Quite a few words were common in these three languages, and as the Economist article points out, there are some pleasant surprises that await given the existence of the proto-Indo-European language. My favorite example is the word “himbeer” which means raspberry in German. Literally the berry that is available in winter/snow (“him”). Once you make the connection with the Himalayas, many other delights await.
And that takes us to the excellent Duolingo blog, which comes up with some very informative posts. One of these in the recent past, for example, dealt with the question of which words (if any) are the same across many (if not all) languages.
Before you read on, spend some time in trying to figure out if there are any such words.
So there’s pineapple, or ananas. The same blogpost also tells us that at one point of time, the word apple was a generic word for any fruit. Which, I suppose, makes the fact that potatoes in France are called the “apple of the land” slightly less puzzling. Oranges almost makes the list, as do “taxi” and “tomato“.

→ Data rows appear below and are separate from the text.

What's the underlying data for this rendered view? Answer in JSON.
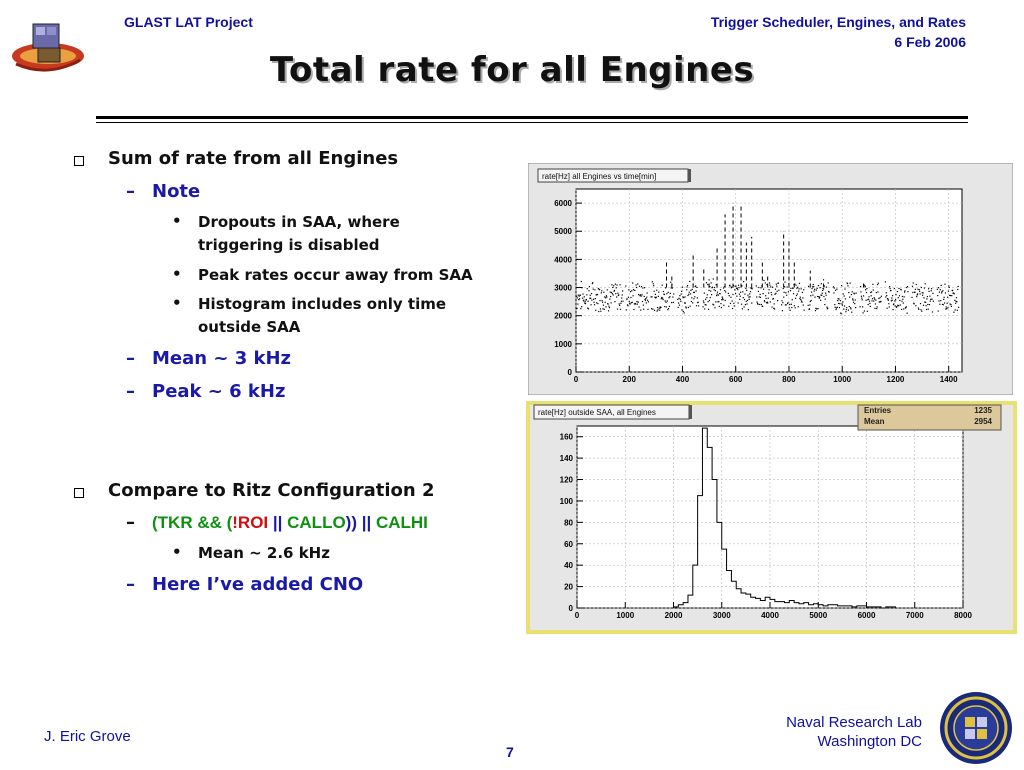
{
  "header": {
    "left": "GLAST LAT Project",
    "right_line1": "Trigger Scheduler, Engines, and Rates",
    "right_line2": "6 Feb 2006"
  },
  "title": "Total rate for all Engines",
  "bullets": {
    "b1": "Sum of rate from all Engines",
    "b1_note": "Note",
    "b1_sub1_line1": "Dropouts in SAA, where",
    "b1_sub1_line2": "triggering is disabled",
    "b1_sub2": "Peak rates occur away from SAA",
    "b1_sub3_line1": "Histogram includes only time",
    "b1_sub3_line2": "outside SAA",
    "b1_mean": "Mean ~ 3 kHz",
    "b1_peak": "Peak ~ 6 kHz",
    "b2": "Compare to Ritz Configuration 2",
    "b2_expr": {
      "p1": "(TKR && (",
      "p2": "!ROI",
      "p3": " || ",
      "p4": "CALLO",
      "p5": ")) || ",
      "p6": "CALHI"
    },
    "b2_mean": "Mean ~ 2.6 kHz",
    "b2_cno": "Here I’ve added CNO",
    "dash": "–",
    "dot": "•"
  },
  "colors": {
    "header_blue": "#1010a0",
    "note_blue": "#1a1aa8",
    "expr_green": "#109010",
    "expr_red": "#d01010",
    "chart_panel": "#e6e6e6",
    "stats_box": "#dcc89a",
    "yellow_frame": "#e8e070"
  },
  "footer": {
    "author": "J. Eric Grove",
    "page": "7",
    "org_line1": "Naval Research Lab",
    "org_line2": "Washington DC"
  },
  "chart_data": [
    {
      "type": "scatter",
      "title": "rate[Hz] all Engines vs time[min]",
      "xlim": [
        0,
        1450
      ],
      "ylim": [
        0,
        6500
      ],
      "x_ticks": [
        "0",
        "200",
        "400",
        "600",
        "800",
        "1000",
        "1200",
        "1400"
      ],
      "y_ticks": [
        "0",
        "1000",
        "2000",
        "3000",
        "4000",
        "5000",
        "6000"
      ],
      "grid": true,
      "baseline_segments": [
        {
          "x_start": 0,
          "x_end": 175,
          "y_mean": 2700
        },
        {
          "x_start": 185,
          "x_end": 270,
          "y_mean": 2700
        },
        {
          "x_start": 280,
          "x_end": 365,
          "y_mean": 2700
        },
        {
          "x_start": 380,
          "x_end": 460,
          "y_mean": 2700
        },
        {
          "x_start": 475,
          "x_end": 560,
          "y_mean": 2750
        },
        {
          "x_start": 570,
          "x_end": 660,
          "y_mean": 2750
        },
        {
          "x_start": 675,
          "x_end": 760,
          "y_mean": 2750
        },
        {
          "x_start": 770,
          "x_end": 855,
          "y_mean": 2700
        },
        {
          "x_start": 870,
          "x_end": 950,
          "y_mean": 2700
        },
        {
          "x_start": 965,
          "x_end": 1050,
          "y_mean": 2650
        },
        {
          "x_start": 1065,
          "x_end": 1145,
          "y_mean": 2700
        },
        {
          "x_start": 1160,
          "x_end": 1245,
          "y_mean": 2650
        },
        {
          "x_start": 1260,
          "x_end": 1340,
          "y_mean": 2650
        },
        {
          "x_start": 1355,
          "x_end": 1435,
          "y_mean": 2650
        }
      ],
      "spikes": [
        {
          "x": 340,
          "y_top": 3900
        },
        {
          "x": 360,
          "y_top": 3400
        },
        {
          "x": 440,
          "y_top": 4200
        },
        {
          "x": 480,
          "y_top": 3700
        },
        {
          "x": 500,
          "y_top": 3300
        },
        {
          "x": 530,
          "y_top": 4400
        },
        {
          "x": 560,
          "y_top": 5600
        },
        {
          "x": 590,
          "y_top": 6000
        },
        {
          "x": 620,
          "y_top": 5900
        },
        {
          "x": 640,
          "y_top": 4600
        },
        {
          "x": 660,
          "y_top": 4800
        },
        {
          "x": 700,
          "y_top": 4000
        },
        {
          "x": 720,
          "y_top": 3500
        },
        {
          "x": 780,
          "y_top": 5000
        },
        {
          "x": 800,
          "y_top": 4700
        },
        {
          "x": 820,
          "y_top": 3900
        },
        {
          "x": 880,
          "y_top": 3600
        },
        {
          "x": 930,
          "y_top": 3300
        },
        {
          "x": 1080,
          "y_top": 3200
        }
      ]
    },
    {
      "type": "bar",
      "title": "rate[Hz] outside SAA, all Engines",
      "stats": [
        {
          "label": "Entries",
          "value": "1235"
        },
        {
          "label": "Mean",
          "value": "2954"
        }
      ],
      "xlim": [
        0,
        8000
      ],
      "ylim": [
        0,
        170
      ],
      "x_ticks": [
        "0",
        "1000",
        "2000",
        "3000",
        "4000",
        "5000",
        "6000",
        "7000",
        "8000"
      ],
      "y_ticks": [
        "0",
        "20",
        "40",
        "60",
        "80",
        "100",
        "120",
        "140",
        "160"
      ],
      "grid": true,
      "bin_start": 2000,
      "bin_width": 100,
      "values": [
        1,
        3,
        5,
        12,
        40,
        105,
        168,
        150,
        120,
        80,
        55,
        35,
        25,
        18,
        14,
        13,
        10,
        9,
        7,
        10,
        8,
        6,
        6,
        5,
        7,
        5,
        4,
        5,
        3,
        4,
        3,
        2,
        3,
        3,
        2,
        2,
        2,
        1,
        2,
        2,
        1,
        1,
        1,
        0,
        1,
        1
      ]
    }
  ]
}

But the two words that were absolute champions?
Coffee, and chocolate. There’s a fun follow-up post based on community feedback, if you’re interested. But a fun way to learn more about the world we live in is to learn as many languages as possible. It expands your vocabulary, allows you to make connections across languages (and therefore cultures), and provides the kind of exercise for your brain that probably won’t come from any other endeavor.